If any holes are off center, you will need to enlarge the hole to center
it. Take a krause bur and place in the hole. Then cut the side of the
hole towards the center of the stone. Once all the holes are centered,
re-drill the holes with a larger drill bit. Use a drill bit 2/3 the diameter
of the stone, and drill through the metal exactly where the center of
the stone is to be.
Cutting the Seat Begin cutting the seat by using a setting bur. Select a bur that is one
size SMALLER than the stone. For example, for 2.5 mm stones use a 2.3
mm bur. Cut the seat sufficiently deep enough, to have plenty of metal
to form the beads. A mistake many beginning jewelers make is to cut the
seat too shallow, not allowing them to form adequate beads to hold the
stones. However, be careful when cutting that you do not cut all the way
through the metal. As a rule, cut the seat deep enough that the table
of the stone will set just below the plate surface.
If the metal is particularly thin, the following tip may help. When cutting
the preliminary seat, use a setting bur that is slightly dull. Then, rather
than cutting the metal away cleanly, it will push some of the metal down.
This metal will bulge down below the plate supporting the stone.
Cutting Azures Next, turn the jewelry over and clean up the back of the plate. If the
plate is thin, all you can do is scrape away any burs and polish with
a bristle brush. If the plate is thick enough, you need to cut away some
of the metal surrounding the holes. These cuts are called azures. The
easiest method is to cut a tapered hole using a bud bur.
On finer jewelry you will want to cut a square or triangle shaped tapered
hole. The results look like bright cutting on the backside of the jewelry.
To begin, cut a tapered hole with a bud bur. Then, using a hart bur held
sideways cut your corners in each hole. Next, use a small wheel bur to
clean away the metal between the corners. Then use a polished flat graver
to clean up and polish your cuts.
With a little practice, you can easily cut professional looking azures
in just a few minutes.
Removing Excess Metal The next step is to remove excess metal from around the stones and to
rough out the bright cut. First, mark where the beads are to be using
a scribe or the point of a tweezers. Then using a small (2 - 3 mm) hart
bur held perpendicular to the metal begin cutting the excess metal. Use
the seat cut by the setting bur as a depth gauge. Do not cut below this
line. First, cut the metal from between the stones. Then, cut around the
outside forming a 45 angle for the bright cut. Be very careful to not
cut any of the metal marked for the beads. If necessary, trim the metal
left for beads and clean up the cutting with a graver.
Finish Cutting the Seats Select a hart bur the same size or slightly smaller than the stone. Then,
cut the seat for each stone by slightly undercutting the metal left for
beads. By cutting the seat in this manner, the bead is already partially
over the stone.
Setting the Stones Remove the stones one at a time from the tray and lay it over its corresponding
seat. Inspect it to make certain it will fit and make any necessary adjustments.

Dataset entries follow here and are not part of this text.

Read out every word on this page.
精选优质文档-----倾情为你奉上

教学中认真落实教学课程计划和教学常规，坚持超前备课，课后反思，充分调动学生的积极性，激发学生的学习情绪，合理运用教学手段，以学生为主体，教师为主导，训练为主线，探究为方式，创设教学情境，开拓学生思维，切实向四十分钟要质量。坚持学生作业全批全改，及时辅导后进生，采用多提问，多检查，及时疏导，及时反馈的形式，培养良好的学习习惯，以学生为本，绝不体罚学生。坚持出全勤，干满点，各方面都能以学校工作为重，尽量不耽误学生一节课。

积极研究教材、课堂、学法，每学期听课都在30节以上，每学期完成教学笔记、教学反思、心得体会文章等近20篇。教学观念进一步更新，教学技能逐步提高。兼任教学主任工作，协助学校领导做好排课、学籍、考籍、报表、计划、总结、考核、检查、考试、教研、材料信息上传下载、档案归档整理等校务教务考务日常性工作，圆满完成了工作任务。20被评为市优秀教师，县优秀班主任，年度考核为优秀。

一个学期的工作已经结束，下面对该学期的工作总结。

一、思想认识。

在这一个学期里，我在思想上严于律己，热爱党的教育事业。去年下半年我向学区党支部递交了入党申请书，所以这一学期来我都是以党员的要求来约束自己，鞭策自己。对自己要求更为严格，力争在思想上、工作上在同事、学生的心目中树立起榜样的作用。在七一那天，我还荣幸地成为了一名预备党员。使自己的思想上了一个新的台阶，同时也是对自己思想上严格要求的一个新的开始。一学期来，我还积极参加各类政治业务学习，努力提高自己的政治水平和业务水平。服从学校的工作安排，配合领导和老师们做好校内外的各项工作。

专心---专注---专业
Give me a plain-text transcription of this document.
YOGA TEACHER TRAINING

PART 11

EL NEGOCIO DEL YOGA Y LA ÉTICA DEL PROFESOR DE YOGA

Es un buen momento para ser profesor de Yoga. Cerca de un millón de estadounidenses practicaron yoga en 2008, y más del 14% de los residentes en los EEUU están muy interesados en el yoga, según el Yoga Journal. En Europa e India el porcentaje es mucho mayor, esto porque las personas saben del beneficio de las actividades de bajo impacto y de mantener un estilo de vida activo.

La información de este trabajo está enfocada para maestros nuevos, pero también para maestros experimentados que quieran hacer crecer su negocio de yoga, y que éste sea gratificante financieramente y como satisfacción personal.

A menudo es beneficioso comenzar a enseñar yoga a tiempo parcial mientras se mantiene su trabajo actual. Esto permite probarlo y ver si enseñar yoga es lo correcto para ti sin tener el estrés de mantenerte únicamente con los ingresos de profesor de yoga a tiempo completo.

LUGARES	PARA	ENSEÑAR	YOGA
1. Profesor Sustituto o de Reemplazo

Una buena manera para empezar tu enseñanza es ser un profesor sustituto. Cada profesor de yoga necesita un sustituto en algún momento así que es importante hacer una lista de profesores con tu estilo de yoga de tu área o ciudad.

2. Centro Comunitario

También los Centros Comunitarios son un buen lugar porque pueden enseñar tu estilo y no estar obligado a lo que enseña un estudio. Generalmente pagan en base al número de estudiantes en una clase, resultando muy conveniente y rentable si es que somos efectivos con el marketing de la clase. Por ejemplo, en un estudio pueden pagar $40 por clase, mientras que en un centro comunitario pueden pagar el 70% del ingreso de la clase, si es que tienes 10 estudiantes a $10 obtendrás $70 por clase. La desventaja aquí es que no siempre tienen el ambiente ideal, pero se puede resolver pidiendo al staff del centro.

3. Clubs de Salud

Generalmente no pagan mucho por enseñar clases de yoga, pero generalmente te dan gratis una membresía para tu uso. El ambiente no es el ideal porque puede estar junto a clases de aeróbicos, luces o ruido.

Then, place one side of the stone in its seat and push it in place using
a brass pusher. Repeat the process for each stone.
Forming the Beads Next, push the beads down tight on the stones using a graver. For most
beads, place a round bottom graver at the base of the bead and push it
over the stone. Where a bar of metal is left between two stones to form
two beads, use a flat graver and cut straight down. Wiggle the graver
back and forth forming a bead onto each stone. Where a triangle of metal
is left between three stones, use a round bottom graver. Push sideways
on each tip of the triangle pushing it over a stone (one tip over each
stone). Then use a beading tool to form the bead down tight on the stones.
When all the stones are tight, clean up the beads with a graver. Then
shape them using a beading tool. Bright Cut Finally, go over all the remaining metal using a highly polished flat
bottom graver. Smooth out any rough places, using long even cutting strokes.
This will leave the metal polished. If necessary polish with rouge only
using a small bristle brush, and finish the edge with a millgrain wheel.